The data presented in the Analytics charts is not entirely real-time. Please consider a potential delay of up to 24 hours in the availability of the data.

Scans category

In the Scans category, you can explore such metrics as the total number of scans (Scans), lines of code (Scanned LOC), and the total number of scanned projects (Scanned Projects).


In the Scans category, you will also find the following charts:

  • Lines of Code: An overview of the total lines of code across all scanned projects. It helps you understand the scale of the codebase under analysis and track changes over time.

  • Scanned Projects: The number of scanned projects within the specified timeframe.

  • Scans Status: This chart provides an overview of the status of your security scans. It categorizes scans into different statuses, such as Successful, Failed, and Partial. This breakdown helps you quickly assess the outcome of your scanning activities, highlighting areas that require immediate attention and areas where your security measures are effective.

  • Incremental Scans (SAST): The number of incremental scans performed using the SAST scanner.

  • Scanner Usage Distribution: A breakdown of the usage of different scanners.

  • Scanners Used in Combination: This chart visualizes the combinations of scanners used together in code scanning workflows.

Vulnerabilities category

In the Vulnerabilities category in the Analytics module, users have access to two informative charts that provide insights into the security vulnerabilities detected within their data.

Vulnerabilities Over Time

In the Over Time view type, the following vulnerability-related charts are available:

Vulnerabilities by Severity

This chart categorizes vulnerabilities based on their severity levels, namely Info, Low, Medium, and High. Each severity level represents the potential impact and risk associated with a specific vulnerability. This chart allows users to understand the distribution of vulnerabilities across different severity levels within their applications.

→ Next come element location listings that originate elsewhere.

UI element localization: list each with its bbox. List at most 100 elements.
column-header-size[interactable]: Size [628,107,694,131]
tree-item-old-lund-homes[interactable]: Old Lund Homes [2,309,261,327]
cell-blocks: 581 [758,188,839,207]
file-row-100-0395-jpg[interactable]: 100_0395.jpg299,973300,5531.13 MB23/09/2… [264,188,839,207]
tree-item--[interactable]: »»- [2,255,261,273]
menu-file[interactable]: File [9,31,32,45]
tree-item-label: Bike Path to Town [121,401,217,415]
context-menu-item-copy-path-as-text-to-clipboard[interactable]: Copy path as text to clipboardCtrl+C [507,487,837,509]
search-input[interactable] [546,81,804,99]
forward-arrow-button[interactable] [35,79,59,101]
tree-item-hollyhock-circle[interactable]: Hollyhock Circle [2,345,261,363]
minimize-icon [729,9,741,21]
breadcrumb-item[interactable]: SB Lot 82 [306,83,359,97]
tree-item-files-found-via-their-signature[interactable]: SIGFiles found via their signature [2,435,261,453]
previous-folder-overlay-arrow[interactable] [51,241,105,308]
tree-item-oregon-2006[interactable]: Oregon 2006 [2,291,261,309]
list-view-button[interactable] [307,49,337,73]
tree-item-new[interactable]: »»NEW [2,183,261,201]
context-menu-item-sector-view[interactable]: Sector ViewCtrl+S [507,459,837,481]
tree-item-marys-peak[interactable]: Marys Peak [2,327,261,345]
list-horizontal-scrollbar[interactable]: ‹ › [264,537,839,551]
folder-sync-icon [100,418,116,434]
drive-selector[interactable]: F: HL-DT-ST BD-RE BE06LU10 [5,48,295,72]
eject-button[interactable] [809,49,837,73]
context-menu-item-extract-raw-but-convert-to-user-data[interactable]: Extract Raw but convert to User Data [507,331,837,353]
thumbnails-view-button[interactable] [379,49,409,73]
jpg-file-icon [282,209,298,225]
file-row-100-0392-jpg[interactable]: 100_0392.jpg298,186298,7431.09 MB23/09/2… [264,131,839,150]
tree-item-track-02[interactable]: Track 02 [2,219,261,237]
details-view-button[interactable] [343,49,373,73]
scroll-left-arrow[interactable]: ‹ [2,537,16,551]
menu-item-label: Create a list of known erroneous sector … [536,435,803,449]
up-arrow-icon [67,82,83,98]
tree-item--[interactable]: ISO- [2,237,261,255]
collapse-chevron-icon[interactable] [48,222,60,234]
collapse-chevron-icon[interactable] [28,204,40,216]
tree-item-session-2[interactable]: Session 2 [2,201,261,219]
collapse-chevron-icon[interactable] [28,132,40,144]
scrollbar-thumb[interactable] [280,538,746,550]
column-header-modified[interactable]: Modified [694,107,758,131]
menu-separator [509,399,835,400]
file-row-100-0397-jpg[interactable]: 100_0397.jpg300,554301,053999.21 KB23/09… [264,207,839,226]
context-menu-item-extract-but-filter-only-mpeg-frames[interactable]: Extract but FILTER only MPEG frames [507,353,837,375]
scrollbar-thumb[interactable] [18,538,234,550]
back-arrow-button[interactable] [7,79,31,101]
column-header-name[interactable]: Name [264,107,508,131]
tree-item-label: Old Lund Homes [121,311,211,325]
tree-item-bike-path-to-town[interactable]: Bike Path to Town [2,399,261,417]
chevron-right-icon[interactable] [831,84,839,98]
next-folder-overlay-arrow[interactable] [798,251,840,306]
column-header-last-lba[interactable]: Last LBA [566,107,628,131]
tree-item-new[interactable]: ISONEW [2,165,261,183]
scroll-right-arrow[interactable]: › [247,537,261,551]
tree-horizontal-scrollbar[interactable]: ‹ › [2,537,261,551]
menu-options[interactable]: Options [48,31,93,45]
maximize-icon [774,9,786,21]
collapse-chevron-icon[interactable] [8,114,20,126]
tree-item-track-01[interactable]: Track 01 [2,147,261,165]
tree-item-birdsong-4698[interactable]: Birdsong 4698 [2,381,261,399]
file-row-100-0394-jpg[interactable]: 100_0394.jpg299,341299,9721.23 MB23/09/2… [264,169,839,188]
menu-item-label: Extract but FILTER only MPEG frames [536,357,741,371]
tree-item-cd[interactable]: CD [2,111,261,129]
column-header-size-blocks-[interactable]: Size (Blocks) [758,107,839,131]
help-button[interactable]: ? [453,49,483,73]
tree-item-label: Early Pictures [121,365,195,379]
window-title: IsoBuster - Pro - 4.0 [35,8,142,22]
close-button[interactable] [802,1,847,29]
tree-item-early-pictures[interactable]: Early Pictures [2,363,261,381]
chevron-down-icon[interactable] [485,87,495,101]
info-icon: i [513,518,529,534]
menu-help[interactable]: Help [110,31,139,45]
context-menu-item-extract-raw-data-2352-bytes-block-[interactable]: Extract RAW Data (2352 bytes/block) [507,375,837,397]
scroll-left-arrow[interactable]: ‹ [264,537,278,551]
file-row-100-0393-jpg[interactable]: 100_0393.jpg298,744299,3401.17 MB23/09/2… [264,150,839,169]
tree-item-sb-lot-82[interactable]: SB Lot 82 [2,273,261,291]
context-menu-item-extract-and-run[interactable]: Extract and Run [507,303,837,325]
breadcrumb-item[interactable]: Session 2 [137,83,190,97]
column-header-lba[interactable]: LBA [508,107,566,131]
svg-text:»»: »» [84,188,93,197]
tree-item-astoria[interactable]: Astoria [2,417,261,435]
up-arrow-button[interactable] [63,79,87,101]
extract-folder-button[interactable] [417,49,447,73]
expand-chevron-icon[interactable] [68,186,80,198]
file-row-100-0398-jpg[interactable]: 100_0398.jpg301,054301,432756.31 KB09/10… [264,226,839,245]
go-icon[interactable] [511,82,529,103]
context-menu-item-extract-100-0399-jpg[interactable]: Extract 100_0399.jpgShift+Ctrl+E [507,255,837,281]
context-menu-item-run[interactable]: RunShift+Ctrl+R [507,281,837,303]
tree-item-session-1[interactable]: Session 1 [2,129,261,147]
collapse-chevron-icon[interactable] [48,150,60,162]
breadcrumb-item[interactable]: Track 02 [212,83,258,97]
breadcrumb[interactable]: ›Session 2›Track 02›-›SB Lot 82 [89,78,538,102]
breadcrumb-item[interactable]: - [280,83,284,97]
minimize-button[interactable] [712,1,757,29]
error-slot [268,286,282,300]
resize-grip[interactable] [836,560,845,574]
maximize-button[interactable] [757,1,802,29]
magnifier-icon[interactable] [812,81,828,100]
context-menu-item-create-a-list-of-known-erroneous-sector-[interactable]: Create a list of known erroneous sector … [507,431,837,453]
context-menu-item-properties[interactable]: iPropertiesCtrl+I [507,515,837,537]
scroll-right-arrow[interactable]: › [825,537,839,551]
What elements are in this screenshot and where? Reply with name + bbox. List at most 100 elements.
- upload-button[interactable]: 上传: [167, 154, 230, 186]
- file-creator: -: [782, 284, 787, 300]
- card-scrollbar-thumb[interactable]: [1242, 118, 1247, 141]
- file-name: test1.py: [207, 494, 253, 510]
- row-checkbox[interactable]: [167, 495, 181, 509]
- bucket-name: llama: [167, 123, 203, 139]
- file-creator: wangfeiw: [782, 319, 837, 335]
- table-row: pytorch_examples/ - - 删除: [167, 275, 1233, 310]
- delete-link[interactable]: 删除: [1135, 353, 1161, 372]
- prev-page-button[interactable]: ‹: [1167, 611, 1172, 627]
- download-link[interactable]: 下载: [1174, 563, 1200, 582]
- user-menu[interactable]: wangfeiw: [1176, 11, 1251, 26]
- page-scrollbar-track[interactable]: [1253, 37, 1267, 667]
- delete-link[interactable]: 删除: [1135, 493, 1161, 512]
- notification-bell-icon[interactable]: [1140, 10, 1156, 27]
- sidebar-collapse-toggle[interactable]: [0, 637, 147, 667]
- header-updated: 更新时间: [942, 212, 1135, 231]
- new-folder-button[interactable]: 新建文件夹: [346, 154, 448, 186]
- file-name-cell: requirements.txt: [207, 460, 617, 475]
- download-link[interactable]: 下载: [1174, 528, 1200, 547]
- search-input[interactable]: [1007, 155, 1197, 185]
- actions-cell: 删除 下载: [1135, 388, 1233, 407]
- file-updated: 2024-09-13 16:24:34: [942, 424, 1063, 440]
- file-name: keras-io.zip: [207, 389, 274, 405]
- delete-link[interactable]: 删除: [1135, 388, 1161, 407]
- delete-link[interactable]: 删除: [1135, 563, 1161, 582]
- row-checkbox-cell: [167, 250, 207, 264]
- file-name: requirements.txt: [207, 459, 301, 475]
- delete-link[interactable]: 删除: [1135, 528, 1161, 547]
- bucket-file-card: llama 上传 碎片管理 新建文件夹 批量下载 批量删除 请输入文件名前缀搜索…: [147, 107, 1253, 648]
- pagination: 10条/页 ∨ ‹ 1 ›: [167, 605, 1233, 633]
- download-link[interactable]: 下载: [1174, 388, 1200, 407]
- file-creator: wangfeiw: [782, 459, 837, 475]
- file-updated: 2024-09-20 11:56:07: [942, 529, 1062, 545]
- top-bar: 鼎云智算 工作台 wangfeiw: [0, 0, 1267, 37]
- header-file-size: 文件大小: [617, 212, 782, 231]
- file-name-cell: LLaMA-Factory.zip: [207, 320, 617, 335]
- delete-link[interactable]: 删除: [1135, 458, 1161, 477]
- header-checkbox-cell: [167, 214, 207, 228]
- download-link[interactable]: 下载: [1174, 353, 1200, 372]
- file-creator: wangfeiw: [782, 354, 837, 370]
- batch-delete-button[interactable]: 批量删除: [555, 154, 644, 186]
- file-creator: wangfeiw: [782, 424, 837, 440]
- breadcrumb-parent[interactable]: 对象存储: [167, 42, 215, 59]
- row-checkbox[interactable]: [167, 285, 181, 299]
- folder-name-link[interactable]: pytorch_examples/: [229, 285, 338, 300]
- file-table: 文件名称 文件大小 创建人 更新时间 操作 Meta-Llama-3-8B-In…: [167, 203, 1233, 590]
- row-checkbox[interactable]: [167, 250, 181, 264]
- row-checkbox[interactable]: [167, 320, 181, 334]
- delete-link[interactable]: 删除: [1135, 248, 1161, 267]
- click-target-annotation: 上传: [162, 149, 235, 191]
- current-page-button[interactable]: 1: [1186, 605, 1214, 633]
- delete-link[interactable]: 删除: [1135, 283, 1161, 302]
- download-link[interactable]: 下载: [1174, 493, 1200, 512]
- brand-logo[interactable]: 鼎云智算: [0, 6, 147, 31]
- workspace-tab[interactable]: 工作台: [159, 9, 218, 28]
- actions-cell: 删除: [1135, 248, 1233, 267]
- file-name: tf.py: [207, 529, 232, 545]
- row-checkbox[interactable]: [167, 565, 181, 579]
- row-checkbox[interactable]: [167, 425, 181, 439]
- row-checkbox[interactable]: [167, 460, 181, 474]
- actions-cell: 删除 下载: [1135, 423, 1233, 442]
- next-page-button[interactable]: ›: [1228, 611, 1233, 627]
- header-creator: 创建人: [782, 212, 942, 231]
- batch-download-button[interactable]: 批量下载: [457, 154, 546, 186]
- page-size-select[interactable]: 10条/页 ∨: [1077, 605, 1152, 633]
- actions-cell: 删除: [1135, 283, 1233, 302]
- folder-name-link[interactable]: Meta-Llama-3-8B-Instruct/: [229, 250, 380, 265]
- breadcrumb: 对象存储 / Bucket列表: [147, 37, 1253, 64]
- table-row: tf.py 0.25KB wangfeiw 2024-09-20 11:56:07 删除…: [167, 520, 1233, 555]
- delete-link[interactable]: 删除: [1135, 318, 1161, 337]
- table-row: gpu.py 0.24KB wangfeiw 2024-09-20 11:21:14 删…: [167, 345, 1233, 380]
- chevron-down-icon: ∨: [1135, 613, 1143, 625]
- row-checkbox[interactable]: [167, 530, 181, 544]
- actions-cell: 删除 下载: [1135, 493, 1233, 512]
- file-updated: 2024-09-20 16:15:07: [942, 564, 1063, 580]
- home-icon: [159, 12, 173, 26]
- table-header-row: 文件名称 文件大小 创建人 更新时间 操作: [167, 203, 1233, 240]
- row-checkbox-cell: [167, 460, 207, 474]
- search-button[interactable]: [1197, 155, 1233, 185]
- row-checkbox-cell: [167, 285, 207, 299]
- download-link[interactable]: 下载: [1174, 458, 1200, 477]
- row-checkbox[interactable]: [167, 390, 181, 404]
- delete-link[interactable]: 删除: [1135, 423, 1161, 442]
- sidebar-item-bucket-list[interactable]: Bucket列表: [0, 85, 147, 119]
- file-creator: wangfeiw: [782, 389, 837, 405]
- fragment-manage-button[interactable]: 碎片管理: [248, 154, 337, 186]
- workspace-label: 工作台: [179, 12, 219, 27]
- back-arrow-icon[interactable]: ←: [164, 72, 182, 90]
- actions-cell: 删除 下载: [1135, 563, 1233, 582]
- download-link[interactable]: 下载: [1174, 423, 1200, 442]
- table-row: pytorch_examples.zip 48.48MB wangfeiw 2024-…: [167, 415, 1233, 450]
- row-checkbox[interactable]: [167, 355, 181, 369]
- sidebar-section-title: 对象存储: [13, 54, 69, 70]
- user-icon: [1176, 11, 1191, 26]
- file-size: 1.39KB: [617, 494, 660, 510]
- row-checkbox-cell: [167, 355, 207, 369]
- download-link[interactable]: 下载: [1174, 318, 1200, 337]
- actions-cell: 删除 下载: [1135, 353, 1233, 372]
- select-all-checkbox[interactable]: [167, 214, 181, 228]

For example, it can highlight the prevalence of low-severity issues, which may not pose an immediate threat but should still be addressed, as well as high-severity vulnerabilities that demand urgent attention. This information is essential for prioritizing and addressing security weaknesses.

Vulnerabilities by State

This chart classifies vulnerabilities into various states, such as To Verify, Not Exploitable, Urgent, and Confirmed. These states represent the current status or progress of addressing vulnerabilities. To Verify vulnerabilities may require further investigation, while Urgent ones demand immediate remediation.

This chart offers a dynamic view of the vulnerability management process, allowing users to track the lifecycle of vulnerabilities, from their initial discovery to their resolution.

By understanding the severity and status of vulnerabilities, organizations can prioritize remediation efforts and allocate resources effectively. This data-driven approach ensures a proactive and adaptive response to security threats and helps safeguard applications from potential risks.